Now we want to build a model. We do so by describing the joint distribution of parameters and data. Rainier has a few built-in distributions, and these can be combined using standard functional monadic combinators such as map, zip, flatMap, etc., to create a probabilistic program representing a probability monad for the model. Due to the monadic nature of such probabilistic programs, it is often most natural to declare them using a for-expression.

val model = for {
  beta0 <- Normal(0, 5).param
  beta1 <- Normal(0, 5).param
  _ <- Predictor.from{x: Double =>
      {
        val theta = beta0 + beta1 * x
        val p = Real(1.0) / (Real(1.0) + (Real(0.0) - theta).exp)
        Categorical.boolean(p)
      }
    }.fit(x zip y)
} yield Map("b0"->beta0, "b1"->beta1)

This kind of construction is very natural for anyone familiar with monadic programming in Scala, but will no doubt be a little mysterious otherwise. RandomVariable is the probability monad used for HMC sampling, and these can be constructed from Distributions using .param (for unobserved parameters) and .fit (for variables with associated observations). Predictor is just a convenience for observations corresponding to covariate information. model is therefore a RandomVariable over beta0 and beta1, the two unobserved parameters of interest. Note that I briefly discussed this kind of pure functional approach to describing probabilistic programs (using Rand from Breeze) in my post on MCMC as a stream.

Now we have our probabilistic program, we can sample from it using HMC as follows.

implicit val rng = ScalaRNG(3)
val its = 10000
val thin = 5
val out = model.sample(HMC(5), 10000, its*thin, thin)
println(out.take(10))

The argument to HMC() is the number of leapfrog steps to take per iteration.

Finally, we can use EvilPlot to look at the HMC output and check that we have managed to reasonably recover the true parameters associated with our synthetic data.

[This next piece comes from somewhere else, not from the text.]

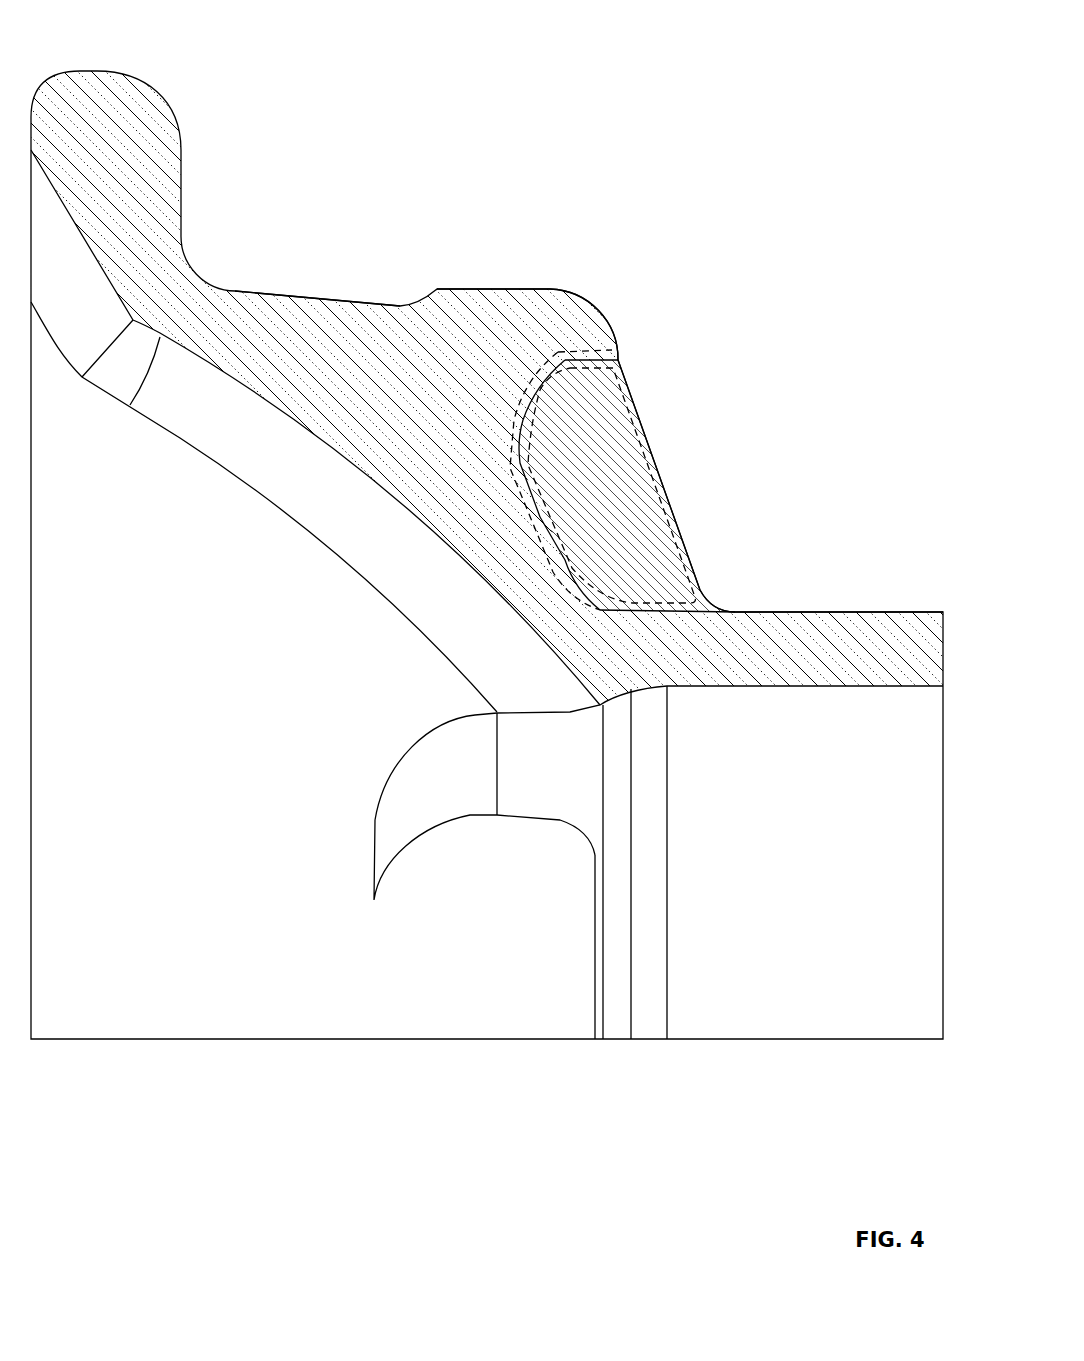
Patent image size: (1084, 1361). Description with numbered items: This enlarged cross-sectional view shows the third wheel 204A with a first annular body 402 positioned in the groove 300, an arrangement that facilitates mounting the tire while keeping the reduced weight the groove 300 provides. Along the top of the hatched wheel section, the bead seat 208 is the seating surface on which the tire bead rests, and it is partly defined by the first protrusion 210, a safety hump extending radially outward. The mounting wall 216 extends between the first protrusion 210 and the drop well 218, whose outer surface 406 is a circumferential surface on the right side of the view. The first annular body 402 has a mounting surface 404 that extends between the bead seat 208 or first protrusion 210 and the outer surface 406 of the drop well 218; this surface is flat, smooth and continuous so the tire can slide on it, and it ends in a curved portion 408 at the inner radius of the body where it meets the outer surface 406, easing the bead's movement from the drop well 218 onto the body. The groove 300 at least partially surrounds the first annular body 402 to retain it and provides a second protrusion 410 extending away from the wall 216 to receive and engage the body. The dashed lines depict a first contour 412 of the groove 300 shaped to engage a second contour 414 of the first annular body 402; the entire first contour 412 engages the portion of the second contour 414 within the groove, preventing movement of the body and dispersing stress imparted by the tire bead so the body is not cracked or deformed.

import com.cibo.evilplot.geometry.Extent
import com.stripe.rainier.plot.EvilTracePlot._

render(traces(out, truth = Map("b0" -> beta0, "b1" -> beta1)),
  "traceplots.png", Extent(1200, 1000))
render(pairs(out, truth = Map("b0" -> beta0, "b1" -> beta1)), "pairs.png")

Everything looks good, and the sampling is very fast!

Further reading

For further information, see the Rainier repo. In particular, start with the tour of Rainier’s core, which gives a more detailed introduction to how Rainier works than this post. Those interested in how the efficient AD works may want to read about the compute graph, and the implementation notes explain how it all fits together. There is some basic ScalaDoc for the core package, and also some examples (including this one), and there’s a gitter channel for asking questions. This is a very new project, so there are a few minor bugs and wrinkles in the initial release, but development is progressing rapidly, so I fully expect the library to get properly battle-hardened over the next few months.

For those unfamiliar with the monadic approach to probabilistic programming, then Ścibior et al (2015) is probably a good starting point.